NEW YORK (Reuters) - A former hedge fund manager has been charged with defrauding investors of at least $12.6 million in a federal indictment on Friday, nearly two years after the fund collapsed under the weight of failed real estate loans.
Lloyd Barriger continued to promise investors an 8 percent return, even as the fund, Gaffken & Barriger, defaulted on a $20 million line of credit and held an increasingly delinquent portfolio, according to the indictment, which was unsealed on Friday.
In addition, the U.S. Securities and Exchange Commission issued its own charges against Barriger, claiming he had defrauded both investors in Gaffken & Barriger and in a second fund he managed, Campus Capital Corp. According to the SEC complaint, Barriger raised money from Campus to prop up Gaffken & Barriger without disclosing it to Campus investors.
The case represents one of the few noteworthy criminal prosecutions to grow out of the housing crisis. The Justice Department has faced criticism for moving too slowly to bring cases against top executives at financial institutions.
Federal prosecutors are seeking a minimum of $1.07 million in forfeited assets, while the SEC is demanding that Barriger return all "ill-gotten gains" and pay civil penalties.

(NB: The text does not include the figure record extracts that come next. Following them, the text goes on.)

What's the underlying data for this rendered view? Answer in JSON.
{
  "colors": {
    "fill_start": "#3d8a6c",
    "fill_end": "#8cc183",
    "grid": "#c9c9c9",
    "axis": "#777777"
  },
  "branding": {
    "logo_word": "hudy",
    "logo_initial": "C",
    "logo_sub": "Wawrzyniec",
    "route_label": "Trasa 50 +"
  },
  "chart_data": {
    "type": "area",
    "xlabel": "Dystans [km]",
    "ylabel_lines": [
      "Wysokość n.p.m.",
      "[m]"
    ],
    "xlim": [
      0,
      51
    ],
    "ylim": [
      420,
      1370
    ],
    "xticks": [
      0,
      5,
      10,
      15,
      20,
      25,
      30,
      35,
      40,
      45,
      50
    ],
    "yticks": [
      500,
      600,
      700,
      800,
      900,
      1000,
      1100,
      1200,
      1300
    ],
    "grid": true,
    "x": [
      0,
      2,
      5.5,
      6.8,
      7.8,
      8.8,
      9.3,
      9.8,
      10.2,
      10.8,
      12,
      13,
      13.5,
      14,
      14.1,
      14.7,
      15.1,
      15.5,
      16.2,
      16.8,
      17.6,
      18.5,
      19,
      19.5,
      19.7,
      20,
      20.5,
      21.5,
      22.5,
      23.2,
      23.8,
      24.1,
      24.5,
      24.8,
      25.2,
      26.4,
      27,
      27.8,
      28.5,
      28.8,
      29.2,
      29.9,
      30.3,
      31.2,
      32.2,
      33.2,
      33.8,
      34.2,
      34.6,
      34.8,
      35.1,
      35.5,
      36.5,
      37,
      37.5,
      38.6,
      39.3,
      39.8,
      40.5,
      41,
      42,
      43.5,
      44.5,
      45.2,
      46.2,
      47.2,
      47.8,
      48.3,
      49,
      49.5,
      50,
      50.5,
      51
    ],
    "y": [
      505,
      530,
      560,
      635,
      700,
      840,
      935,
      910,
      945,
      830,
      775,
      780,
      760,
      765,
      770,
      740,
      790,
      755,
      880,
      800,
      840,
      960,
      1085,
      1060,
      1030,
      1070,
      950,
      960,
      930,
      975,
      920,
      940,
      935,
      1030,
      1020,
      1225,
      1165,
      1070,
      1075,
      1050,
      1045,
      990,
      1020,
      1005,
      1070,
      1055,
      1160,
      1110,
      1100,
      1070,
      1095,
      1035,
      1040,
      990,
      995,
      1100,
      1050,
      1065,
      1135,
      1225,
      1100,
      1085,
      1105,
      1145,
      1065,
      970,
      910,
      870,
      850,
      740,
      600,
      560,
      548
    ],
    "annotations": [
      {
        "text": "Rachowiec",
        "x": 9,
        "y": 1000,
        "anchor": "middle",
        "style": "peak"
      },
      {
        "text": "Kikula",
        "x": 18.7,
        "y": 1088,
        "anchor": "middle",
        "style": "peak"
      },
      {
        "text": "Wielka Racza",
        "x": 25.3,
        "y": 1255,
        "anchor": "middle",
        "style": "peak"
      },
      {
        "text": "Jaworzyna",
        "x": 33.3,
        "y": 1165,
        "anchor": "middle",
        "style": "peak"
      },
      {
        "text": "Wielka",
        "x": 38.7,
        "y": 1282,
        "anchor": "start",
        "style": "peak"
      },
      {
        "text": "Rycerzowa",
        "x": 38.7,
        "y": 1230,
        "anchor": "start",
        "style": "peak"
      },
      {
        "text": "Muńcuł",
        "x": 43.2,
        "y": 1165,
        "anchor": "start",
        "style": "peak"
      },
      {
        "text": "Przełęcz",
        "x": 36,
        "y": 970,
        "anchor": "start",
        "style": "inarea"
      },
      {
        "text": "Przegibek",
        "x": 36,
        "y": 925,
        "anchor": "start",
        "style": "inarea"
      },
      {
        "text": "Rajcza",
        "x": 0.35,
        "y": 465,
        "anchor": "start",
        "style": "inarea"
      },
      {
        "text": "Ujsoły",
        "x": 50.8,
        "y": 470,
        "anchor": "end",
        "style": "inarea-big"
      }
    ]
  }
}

"In the midst of the credit crisis, Barriger chose to lie about the solvency and liquidity of his fund rather than admit the somber truth of a collapsing business," said George Canellos, director of the SEC's New York Regional Office, in a statement. "He continued to solicit new investor funds based on the same misrepresentations up until the day before the fund collapsed."
Barriger's attorney in the SEC matter, Brian Dickerson of Roetzel & Andress, said in an email that his client had no comment.
Gaffken & Barriger, based in Monticello, New York, was formed to hold securitized real estate loans and raised $20 million from investors from its inception in 1998 until its demise in 2008, including $12.6 million from 2006 to 2008 "under false pretenses," according to the court papers.
By early 2007, the fund was facing "significant liquidity problems" as its borrowers -- mostly real estate developers -- began to default more frequently, the indictment said. In March, the fund officially defaulted on a $20 million line of credit, thanks to a growing percentage of overdue loans.
None of that information was made available to investors, prosecutors alleged. But Barriger was misrepresenting the fund's performance well before the economic downturn began, according to the SEC. In 2005, the fund lost money, yet investors were never informed, and account statements continued to reflect an 8 percent increase, the SEC said.
As Gaffken & Barriger careened toward catastrophe in early 2008, Barriger maintained to investors that the fund had weathered the subprime mortgage storm and would continue to provide a healthy return, according to the court filings.
A January 31 letter to investors announced a distribution bonus to all fund partners that signaled, in Barriger's words, "increasing confidence in the fund's future and profitability," the criminal complaint claimed.
On March 3, two days before Barriger sent a letter to investors announcing he had frozen the fund, the fund transferred $20,000 to a management firm controlled by Barriger, according to prosecutors. A day later, the management firm sent $18,000 to Barriger's personal bank account, the indictment alleged.
Both the indictment and the SEC papers also make reference to an unnamed "co-conspirator" who served as the fund's vice president but who is now deceased. That individual appears to be Andrew McKean, whose estate was named as a defendant in a civil complaint filed by investors against Barriger in 2008.
McKean committed suicide in September 2008, according to the lawsuit. The civil case was dismissed in January 2010 under an agreement between the parties.
The criminal case is U.S. v. Barriger, U.S. District Court, Southern District of New York, No. 11-cr-416.
The SEC case is SEC v. Barriger, U.S. District Court, Southern District of New York, No. 11-cv-111.